[This edited article by Chanda Chisala was first presented to the Zambian President, Levy P. Mwanawasa in 2007, before publication that same year. The president subsequently expressed his opposition to adding these new “rights” to the Zambian constitution.]
After publishing my series of internet articles on “the Zambian Constitutional Debate,” in which I theorized that the root of the contentious constitutional debate is simply a matter of ideology (specifically Marxist ideology) trying to stealthily impose itself on a nation (Chisala, 2007), I was curious to see if someone else had already noticed this scheme. You always get more confidence that your theory is right when you have other people to corroborate your observations.
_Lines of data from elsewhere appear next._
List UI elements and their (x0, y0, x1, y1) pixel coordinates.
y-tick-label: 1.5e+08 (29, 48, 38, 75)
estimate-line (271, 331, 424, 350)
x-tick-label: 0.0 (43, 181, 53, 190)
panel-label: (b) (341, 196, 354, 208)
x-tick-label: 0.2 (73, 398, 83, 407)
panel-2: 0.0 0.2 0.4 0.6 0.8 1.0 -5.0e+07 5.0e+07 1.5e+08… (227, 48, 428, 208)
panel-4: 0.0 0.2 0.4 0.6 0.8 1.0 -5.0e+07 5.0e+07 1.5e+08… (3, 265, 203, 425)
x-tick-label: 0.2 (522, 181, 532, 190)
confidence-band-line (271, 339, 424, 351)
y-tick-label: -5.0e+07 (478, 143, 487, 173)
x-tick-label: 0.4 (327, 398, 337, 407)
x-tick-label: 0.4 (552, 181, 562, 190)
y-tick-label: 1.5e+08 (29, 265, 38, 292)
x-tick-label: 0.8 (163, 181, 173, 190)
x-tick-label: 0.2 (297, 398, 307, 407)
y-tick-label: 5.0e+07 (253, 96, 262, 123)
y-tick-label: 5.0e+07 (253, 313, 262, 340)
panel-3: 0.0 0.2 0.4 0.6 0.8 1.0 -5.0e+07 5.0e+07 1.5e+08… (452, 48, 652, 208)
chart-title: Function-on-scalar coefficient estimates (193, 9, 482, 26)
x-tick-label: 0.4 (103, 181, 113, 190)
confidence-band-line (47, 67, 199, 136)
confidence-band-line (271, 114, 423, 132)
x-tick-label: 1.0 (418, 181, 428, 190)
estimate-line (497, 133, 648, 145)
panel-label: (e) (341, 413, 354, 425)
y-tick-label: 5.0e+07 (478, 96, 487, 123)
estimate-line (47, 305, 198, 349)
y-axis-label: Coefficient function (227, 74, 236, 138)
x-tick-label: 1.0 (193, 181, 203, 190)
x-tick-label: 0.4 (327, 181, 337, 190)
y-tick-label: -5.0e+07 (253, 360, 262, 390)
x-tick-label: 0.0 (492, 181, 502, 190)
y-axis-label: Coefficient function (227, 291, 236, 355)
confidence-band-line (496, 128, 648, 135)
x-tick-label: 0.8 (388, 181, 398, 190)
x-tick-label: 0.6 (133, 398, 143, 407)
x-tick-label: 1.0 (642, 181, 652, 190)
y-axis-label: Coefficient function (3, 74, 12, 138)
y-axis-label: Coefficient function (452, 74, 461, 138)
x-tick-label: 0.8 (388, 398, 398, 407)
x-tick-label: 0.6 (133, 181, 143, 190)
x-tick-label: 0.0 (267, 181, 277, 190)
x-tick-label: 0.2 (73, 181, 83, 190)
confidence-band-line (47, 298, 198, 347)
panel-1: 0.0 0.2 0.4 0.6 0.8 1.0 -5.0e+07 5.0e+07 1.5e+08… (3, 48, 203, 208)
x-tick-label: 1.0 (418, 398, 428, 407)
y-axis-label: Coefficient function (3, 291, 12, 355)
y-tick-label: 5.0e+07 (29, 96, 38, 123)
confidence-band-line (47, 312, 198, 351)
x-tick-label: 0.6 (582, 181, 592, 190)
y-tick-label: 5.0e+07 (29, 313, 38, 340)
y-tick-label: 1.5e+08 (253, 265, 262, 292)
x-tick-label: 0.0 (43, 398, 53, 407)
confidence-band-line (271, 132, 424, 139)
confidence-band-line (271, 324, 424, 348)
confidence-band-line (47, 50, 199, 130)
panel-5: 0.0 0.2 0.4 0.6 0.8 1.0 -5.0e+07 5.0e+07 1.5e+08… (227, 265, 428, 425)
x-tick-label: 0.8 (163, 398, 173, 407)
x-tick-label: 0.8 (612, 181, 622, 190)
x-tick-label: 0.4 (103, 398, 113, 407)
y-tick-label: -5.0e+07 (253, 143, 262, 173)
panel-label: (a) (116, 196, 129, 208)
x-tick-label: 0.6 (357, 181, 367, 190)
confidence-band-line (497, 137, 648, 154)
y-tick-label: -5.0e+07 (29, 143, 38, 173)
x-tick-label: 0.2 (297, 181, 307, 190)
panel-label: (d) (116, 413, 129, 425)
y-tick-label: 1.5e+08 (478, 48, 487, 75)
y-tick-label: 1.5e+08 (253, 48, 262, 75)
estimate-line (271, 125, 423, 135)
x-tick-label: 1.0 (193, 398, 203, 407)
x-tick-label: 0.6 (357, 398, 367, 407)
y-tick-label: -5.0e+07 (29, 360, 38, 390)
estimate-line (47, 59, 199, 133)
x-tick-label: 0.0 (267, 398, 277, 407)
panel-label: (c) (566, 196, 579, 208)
Although I did not find much support from Zambian commentators on this issue (virtually all the Zambian articles I found were, unfortunately, in favour of changing the Bill of Rights to include the social, economic and cultural rights), I was encouraged to discover that another nation, the United States of America, has in fact faced this same challenge before, and indeed some of its intellectuals did identify this surreptitious plot of some unrepentant Marxists to turn America into a socialist or communist state, legislatively, and to thus make the dream of individualism and free market enterprise practically illegal in America itself (in short, to forever banish the “American dream”). Fortunately, they failed to achieve this in America, but they are now trying to prey on some unsuspecting African nations by giving fallacious arguments to force constitutional socialism and Marxism on them.
The people who are fighting to have these social and economic rights included in our Bill of Rights are using the United Nations’ International Covenant on Economic, Social and Cultural Rights (ICESCR), that are also informally referred to as “second generation rights,” as the basis for their campaign. Their argument basically is that Zambia should put this into its constitution because progressive societies are going along this route of entrenching this UN covenant into their constitutions (Mwale, 2004).